The modern sense "rain-cloud, mass of evaporated water visible and suspended in the sky" is a metaphoric extension that begins to appear c. 1300 in southern texts, based on similarity of cumulus clouds and rock masses. The usual Old English word for "cloud" was weolcan (see welkin). In Middle English, skie also originally meant "cloud." The last entry for cloud in the original rock mass sense in Middle English Compendium is from c. 1475.
The four fundamental types of cloud classification (cirrus, cumulus, stratus, nimbus) were proposed by British amateur meteorologist Luke Howard (1772-1864) in 1802.

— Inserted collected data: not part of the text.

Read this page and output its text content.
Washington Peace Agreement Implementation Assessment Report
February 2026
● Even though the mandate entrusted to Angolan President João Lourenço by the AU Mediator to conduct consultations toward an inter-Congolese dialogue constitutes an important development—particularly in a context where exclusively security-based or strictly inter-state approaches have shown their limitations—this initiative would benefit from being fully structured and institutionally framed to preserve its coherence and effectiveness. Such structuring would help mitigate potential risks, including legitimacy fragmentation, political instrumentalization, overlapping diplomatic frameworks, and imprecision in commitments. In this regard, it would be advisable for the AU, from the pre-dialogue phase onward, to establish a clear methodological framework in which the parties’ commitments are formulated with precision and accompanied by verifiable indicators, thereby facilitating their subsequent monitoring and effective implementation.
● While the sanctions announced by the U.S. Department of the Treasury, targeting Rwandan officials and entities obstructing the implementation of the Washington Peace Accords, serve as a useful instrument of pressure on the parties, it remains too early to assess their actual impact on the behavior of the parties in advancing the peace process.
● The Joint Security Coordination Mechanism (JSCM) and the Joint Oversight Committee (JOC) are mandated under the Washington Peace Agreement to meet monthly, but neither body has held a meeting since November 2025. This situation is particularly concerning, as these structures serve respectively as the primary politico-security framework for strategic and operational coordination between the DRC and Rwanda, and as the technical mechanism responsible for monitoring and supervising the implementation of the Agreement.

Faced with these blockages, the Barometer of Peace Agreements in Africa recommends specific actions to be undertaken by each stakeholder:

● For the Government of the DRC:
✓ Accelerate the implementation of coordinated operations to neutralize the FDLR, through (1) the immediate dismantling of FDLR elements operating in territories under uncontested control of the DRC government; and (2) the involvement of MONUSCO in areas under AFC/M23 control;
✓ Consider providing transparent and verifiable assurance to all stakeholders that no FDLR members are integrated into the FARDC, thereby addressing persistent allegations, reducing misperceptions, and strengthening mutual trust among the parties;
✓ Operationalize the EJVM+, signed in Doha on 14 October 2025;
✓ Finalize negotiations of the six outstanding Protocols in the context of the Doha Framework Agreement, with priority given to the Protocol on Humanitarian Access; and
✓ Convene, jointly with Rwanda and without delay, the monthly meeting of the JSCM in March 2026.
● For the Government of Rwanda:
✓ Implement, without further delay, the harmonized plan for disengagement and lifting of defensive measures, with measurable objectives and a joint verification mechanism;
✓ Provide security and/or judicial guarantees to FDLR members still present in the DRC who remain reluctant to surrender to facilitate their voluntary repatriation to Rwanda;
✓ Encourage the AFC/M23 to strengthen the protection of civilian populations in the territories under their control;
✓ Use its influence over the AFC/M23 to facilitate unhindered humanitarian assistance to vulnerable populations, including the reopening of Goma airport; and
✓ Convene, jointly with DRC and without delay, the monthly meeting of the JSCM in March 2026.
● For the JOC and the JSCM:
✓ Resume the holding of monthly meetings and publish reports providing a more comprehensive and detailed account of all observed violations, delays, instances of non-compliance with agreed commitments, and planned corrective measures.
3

Meaning "cloud-like mass of smoke or dust" is from late 14c. Figuratively, as something that obscures, darkens, threatens, or casts a shadow, from c. 1300; hence under a cloud (c. 1500). In the clouds "removed from earthly things; obscure, fanciful, unreal" is from 1640s. Cloud-compeller translates (poetically) Greek nephelegereta, a Homeric epithet of Zeus.
"scenery view," 1773, abstracted from landscape (n.); -scape as a combining element in word formation is attested by 1796, in prisonscape.